Re: [Pyparsing] C++ Comments and a Backslash at the End of the Line.
Brought to you by:
ptmcg
From: Paul M. <pa...@al...> - 2006-10-05 13:31:21
|
> > Does this look better? > > > > cppStyleComment = > > Regex(r"(\/\*[\s\S]*?\*\/)|(\/\/(\\\n|.)*)").setName("C++ style > > comment") > > > > It seems to test out okay. I'll put it in the next update. > > Yes, thanks. > > Would you accept suggestions for equivalent regexps that > execute faster? > I'm thinking of parsing many C++ files frequently and could > use the speed. > Of course! Here is a suggestion for this regexp in particular: back before there was a Regex class in pyparsing, I built up these comment definitions from normal pyparsing constructs, and it looked like this: cStyleComment = Combine( Literal("/*") + ZeroOrMore( CharsNotIn("*") | ( "*" + ~Literal("/") ) ) + Literal("*/") ).streamline().setName("cStyleComment enclosed in /* ... */") restOfLine = Optional( CharsNotIn( "\n\r" ), default="" ).leaveWhitespace() dblSlashComment = "//" + restOfLine cppStyleComment = ( dblSlashComment | cStyleComment ) Note that both paths of cppStyleComment's alternation begin with a '/'. I was able to speed this up quite a bit by adding an assertive lookahead with pyparsing's FollowedBy: cppStyleComment = FollowedBy("/") + ( dblSlashComment | cStyleComment ) Essentially saying, "if the next character is not a '/', don't bother testing the rest of the expression." How does one do such a lookahead in re syntax? I bet that would speed up the re matching. (I just tested a version that refactors the leading '/' from both alternatives to the beginning of the re, with no appreciable speed improvement. My test suite is a large number of Verilog files, which is a fairly complex grammar that uses C++-style comments. I suspect that the reason that adding FollowedBy("/") made such a difference before was because the other comment processing was so slow.) In other expressions, I have done some testing for performance.
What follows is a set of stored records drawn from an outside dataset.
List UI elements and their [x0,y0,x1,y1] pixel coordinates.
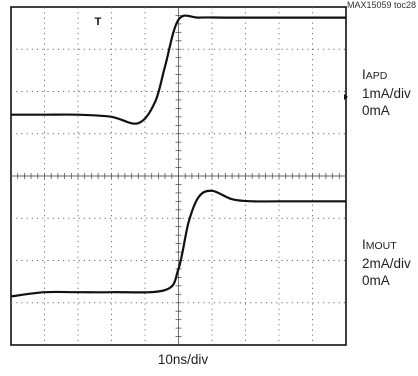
label-iapd-zero: 0mA [362,103,390,118]
label-iapd-main: I [362,67,366,82]
ref-level-marker [344,94,348,100]
center-axis-ticks [17,15,340,337]
label-imout-scale: 2mA/div [362,256,411,271]
x-scale-label: 10ns/div [157,352,209,367]
label-iapd-scale: 1mA/div [362,86,411,101]
label-imout-zero: 0mA [362,273,390,288]
trigger-marker: T [95,16,102,28]
label-imout-sub: MOUT [365,240,397,252]
label-iapd-sub: APD [365,70,388,82]
label-iapd: IAPD 1mA/div 0mA [362,66,411,119]
figure-tag: MAX15059 toc28 [346,0,416,10]
label-imout-main: I [362,237,366,252]
trace-imout [10,189,346,298]
trace-iapd [11,14,346,125]
label-imout: IMOUT 2mA/div 0mA [362,236,411,289]
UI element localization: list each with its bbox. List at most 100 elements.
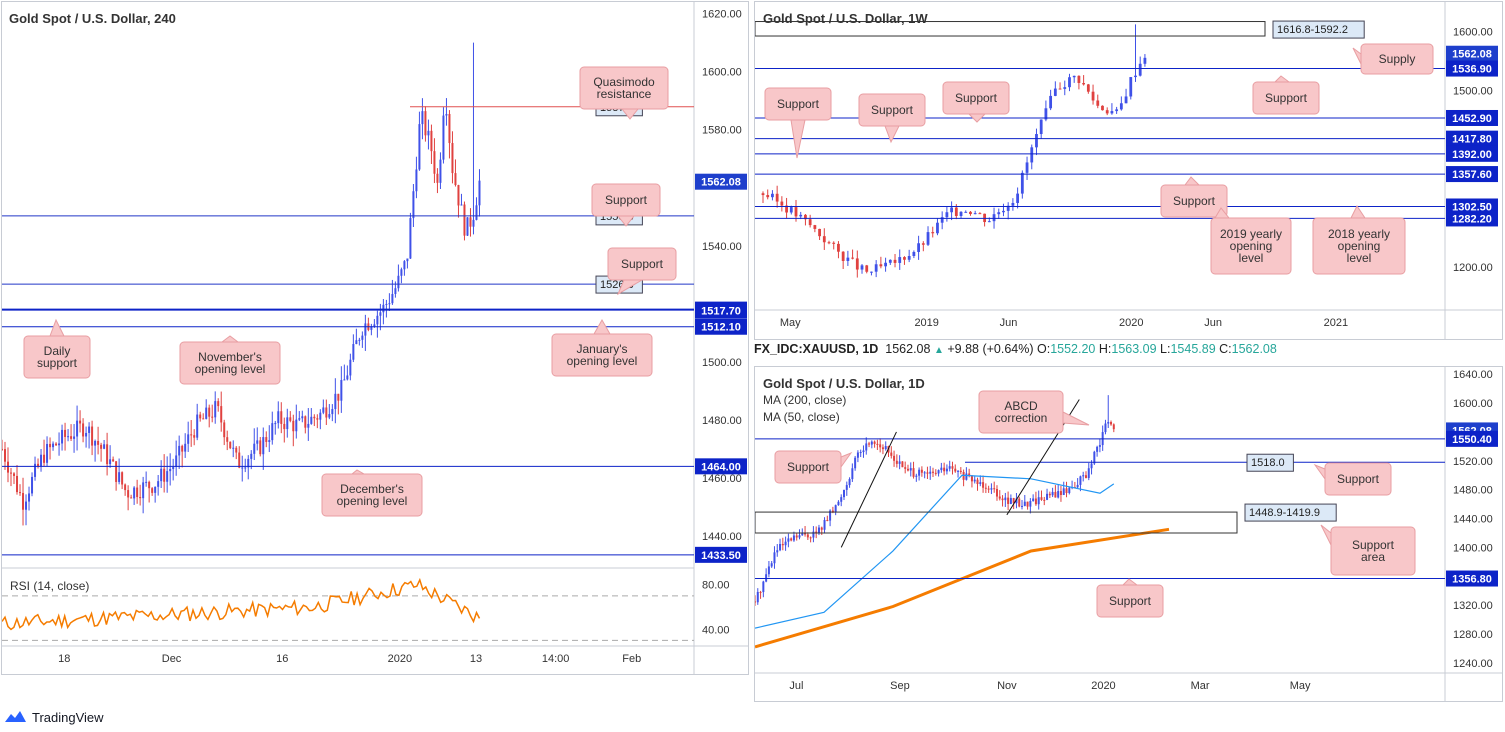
candle-body: [13, 473, 16, 476]
callout-support-c[interactable]: Support: [1096, 578, 1164, 618]
candle-body: [472, 219, 475, 227]
candle-body: [244, 467, 247, 469]
callout-supply[interactable]: Supply: [1352, 43, 1434, 75]
callout-support-b[interactable]: Support: [764, 87, 832, 159]
candle-body: [193, 435, 196, 438]
candle-body: [337, 393, 340, 401]
candle-body: [917, 243, 920, 252]
callout-support-c[interactable]: Support: [858, 93, 926, 144]
candle-body: [451, 143, 454, 174]
candle-body: [316, 418, 319, 420]
candle-body: [959, 211, 963, 216]
candle-body: [771, 193, 774, 198]
candle-body: [998, 496, 1001, 499]
candle-body: [214, 401, 217, 418]
callout-tail: [1320, 524, 1332, 546]
candle-body: [325, 407, 328, 418]
chart-panel-d1[interactable]: Gold Spot / U.S. Dollar, 1D MA (200, clo…: [754, 366, 1503, 702]
callout-tail: [1350, 205, 1366, 219]
candle-body: [331, 409, 334, 415]
candle-body: [784, 541, 787, 546]
candle-body: [874, 264, 878, 272]
candle-body: [1084, 475, 1087, 478]
price-tag-bg: [1446, 130, 1498, 147]
y-tick-label: 1540.00: [702, 241, 742, 253]
callout-box: [579, 66, 669, 110]
candle-body: [982, 482, 985, 488]
candle-body: [352, 344, 355, 360]
callout-text: Support: [1352, 538, 1395, 552]
callout-text: opening level: [567, 354, 638, 368]
candle-body: [1020, 172, 1024, 194]
candle-body: [806, 534, 809, 538]
callout-tail: [1352, 47, 1362, 65]
callout-support-a[interactable]: Support: [774, 450, 853, 484]
callout-box: [1160, 184, 1228, 218]
callout-support-b[interactable]: Support: [1313, 462, 1392, 496]
candle-body: [163, 468, 166, 482]
candle-body: [943, 467, 946, 472]
candle-body: [1129, 77, 1133, 97]
candle-body: [837, 501, 840, 506]
low-label: L:: [1160, 342, 1171, 356]
chart-canvas-h4[interactable]: 1620.00 1600.00 1580.00 1540.00 1500.00 1480.…: [2, 2, 748, 674]
callout-support-2[interactable]: Support: [607, 247, 677, 296]
callout-box: [179, 341, 281, 385]
callout-box: [1324, 462, 1392, 496]
candle-body: [983, 213, 987, 223]
candle-body: [1034, 498, 1037, 505]
candle-body: [901, 461, 904, 468]
candle-body: [151, 488, 154, 493]
candle-body: [73, 436, 76, 439]
price-tag-bg: [1446, 210, 1498, 227]
candle-body: [1051, 491, 1054, 496]
level-label-1518-bg: [1246, 453, 1294, 472]
candle-body: [890, 452, 893, 456]
chart-canvas-w1[interactable]: 1600.001500.001400.001200.00May2019Jun20…: [755, 2, 1502, 339]
candle-body: [16, 475, 19, 493]
candle-body: [1021, 505, 1024, 507]
chart-panel-w1[interactable]: Gold Spot / U.S. Dollar, 1W 1600.00 1500.…: [754, 1, 1503, 340]
candle-body: [787, 538, 790, 542]
candle-body: [1096, 100, 1100, 106]
candle-body: [1063, 87, 1067, 89]
candle-body: [346, 375, 349, 380]
tradingview-logo[interactable]: TradingView: [2, 708, 104, 726]
chart-canvas-d1[interactable]: 1640.00 1600.00 1520.00 1480.00 1440.00 1400.…: [755, 367, 1502, 701]
candle-body: [1044, 108, 1048, 120]
candle-body: [923, 472, 926, 474]
candle-body: [755, 601, 756, 603]
candle-body: [940, 217, 944, 223]
candle-body: [884, 262, 887, 267]
callout-support-d[interactable]: Support: [942, 81, 1010, 123]
chart-panel-h4[interactable]: Gold Spot / U.S. Dollar, 240 1620.00 1600…: [1, 1, 749, 675]
candle-body: [846, 257, 850, 261]
candle-body: [984, 487, 987, 489]
candle-body: [859, 452, 862, 454]
x-tick-label: Dec: [162, 653, 182, 665]
callout-support-1[interactable]: Support: [591, 183, 661, 227]
callout-box: [607, 247, 677, 281]
candle-body: [766, 195, 770, 198]
candle-body: [439, 159, 442, 183]
callout-text: Support: [787, 460, 830, 474]
candle-body: [292, 420, 295, 432]
candle-body: [756, 591, 759, 603]
candle-body: [904, 467, 907, 469]
candle-body: [154, 486, 157, 493]
candle-body: [1029, 500, 1032, 507]
candle-body: [1076, 484, 1079, 488]
x-tick-label: May: [1290, 680, 1311, 692]
callout-support-a[interactable]: Support: [1252, 75, 1320, 115]
candle-body: [37, 463, 40, 467]
callout-support-e[interactable]: Support: [1160, 176, 1228, 218]
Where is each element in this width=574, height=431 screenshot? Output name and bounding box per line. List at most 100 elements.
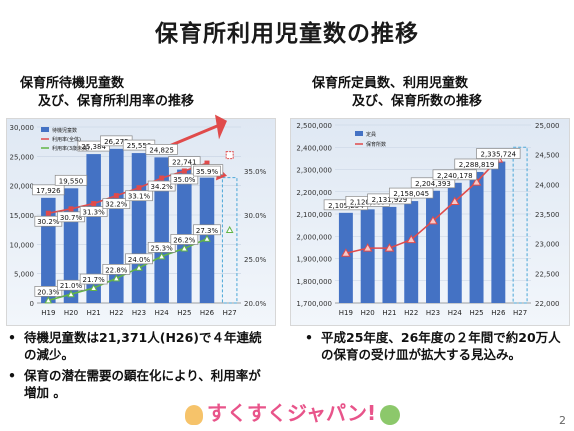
y2-tick-label: 22,500 (535, 270, 560, 278)
data-label: 2,240,178 (437, 172, 473, 180)
projected-bar (512, 146, 528, 304)
line-marker (204, 160, 210, 166)
data-label: 26,275 (104, 138, 129, 146)
data-label-box (432, 169, 477, 181)
data-label: 24,825 (149, 146, 174, 154)
data-label-box (454, 158, 499, 170)
data-label-box (32, 184, 65, 196)
line-marker (91, 201, 97, 207)
data-label-box (168, 156, 201, 167)
line-marker (203, 234, 211, 242)
data-label: 22,741 (172, 159, 197, 167)
bar (469, 171, 484, 303)
data-label: 20.3% (37, 288, 60, 296)
y-tick-label: 5,000 (14, 271, 34, 279)
line-marker (112, 274, 121, 282)
bar (491, 161, 506, 303)
page-title: 保育所利用児童数の推移 (155, 21, 419, 47)
child-mascot-icon (185, 404, 203, 425)
y2-tick-label: 23,000 (535, 241, 560, 249)
y2-tick-label: 20.0% (244, 300, 267, 308)
line-marker (428, 215, 438, 225)
line-marker (180, 244, 189, 252)
line-marker (113, 193, 119, 199)
right-bullet-1-text: 平成25年度、26年度の２年間で約20万人の保育の受け皿が拡大する見込み。 (321, 330, 561, 362)
y-tick-label: 2,100,000 (296, 211, 332, 219)
data-label: 30.2% (37, 218, 60, 226)
data-label-box (57, 279, 85, 291)
line-marker (68, 206, 74, 212)
bar (154, 157, 169, 303)
x-tick-label: H23 (426, 309, 440, 317)
legend-swatch (41, 127, 49, 132)
legend-label: 待機児童数 (52, 127, 77, 134)
y-tick-label: 2,500,000 (296, 122, 332, 130)
legend-label: 利用率(3歳未満) (52, 145, 89, 152)
data-label-box (147, 242, 176, 253)
data-label-box (125, 190, 153, 202)
left-chart-panel: 0 5,000 10,000 15,000 20,000 25,000 30,000 20.0… (6, 114, 276, 326)
sukusuku-japan-logo: すくすくジャパン! (185, 397, 405, 427)
x-tick-label: H19 (339, 309, 353, 317)
y-tick-label: 2,000,000 (296, 233, 332, 241)
data-label: 2,158,045 (393, 190, 429, 198)
y-tick-label: 0 (30, 300, 34, 308)
line-marker (67, 290, 75, 298)
projected-marker (225, 225, 234, 233)
bar (426, 190, 440, 303)
bar (86, 154, 101, 303)
y-tick-label: 15,000 (10, 212, 35, 220)
data-label: 21.0% (60, 282, 83, 290)
data-label: 2,204,393 (415, 180, 451, 188)
trend-arrowhead (215, 114, 227, 140)
data-label-box (193, 165, 221, 177)
data-label-box (170, 173, 199, 185)
legend-swatch (355, 131, 363, 136)
data-label-box (145, 144, 178, 155)
data-label-box (102, 264, 131, 275)
bar (382, 206, 397, 303)
x-tick-label: H23 (132, 309, 146, 317)
y-tick-label: 2,200,000 (296, 189, 332, 197)
line-marker (44, 296, 53, 304)
left-subtitle-line-2: 及び、保育所利用率の推移 (38, 94, 195, 109)
y2-tick-label: 25,000 (535, 122, 560, 130)
data-label-box (102, 198, 131, 209)
y-tick-label: 25,000 (10, 153, 35, 161)
y-tick-label: 1,700,000 (296, 300, 332, 308)
data-label-box (125, 253, 153, 265)
data-label-box (193, 224, 221, 236)
legend-label: 保育所数 (366, 141, 386, 148)
data-label: 25.3% (151, 244, 174, 252)
data-label: 24.0% (128, 256, 151, 264)
data-label-box (147, 180, 176, 192)
left-bullet-1: • 待機児童数は21,371人(H26)で４年連続の減少。 (8, 330, 262, 362)
data-label: 19,550 (59, 177, 84, 185)
x-tick-label: H27 (223, 309, 237, 317)
x-tick-label: H21 (87, 309, 101, 317)
bar (338, 212, 353, 303)
data-label-box (34, 286, 63, 297)
y2-tick-label: 23,500 (535, 211, 560, 219)
legend-label: 定員 (366, 131, 376, 138)
y2-tick-label: 30.0% (244, 212, 267, 220)
data-label: 34.2% (151, 183, 174, 191)
x-tick-label: H27 (513, 309, 527, 317)
line-marker (89, 283, 98, 292)
data-label-box (79, 206, 108, 217)
data-label: 27.3% (196, 227, 219, 235)
line-marker (135, 263, 143, 271)
data-label: 35.0% (173, 176, 196, 184)
right-subtitle-line-1: 保育所定員数、利用児童数 (312, 76, 469, 91)
y2-tick-label: 25.0% (244, 256, 267, 264)
x-tick-label: H26 (200, 309, 215, 317)
x-tick-label: H19 (41, 309, 55, 317)
line-marker (181, 168, 187, 174)
logo-text: すくすくジャパン! (207, 401, 377, 425)
data-label: 2,131,929 (372, 196, 408, 204)
data-label: 26.2% (173, 236, 196, 244)
x-tick-label: H24 (155, 309, 170, 317)
data-label: 32.2% (105, 201, 128, 209)
left-chart: 0 5,000 10,000 15,000 20,000 25,000 30,000 20.0… (10, 114, 267, 317)
data-label: 30.7% (60, 214, 83, 222)
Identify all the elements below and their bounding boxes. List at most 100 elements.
Here's what I've found: - an re matching for "[A-Z]" is not appreciably faster than "[ABCDEFGHIJKLMNOPQRSTUVWXYZ]" - there is little/no advantage in using re's that compile faster - runtime matching far outweighs setup/compile time performance But I will be the first to admit that I am no re expert, and I *WELCOME* any suggestions you might have on tuning up the re's in pyparsing! -- Paul |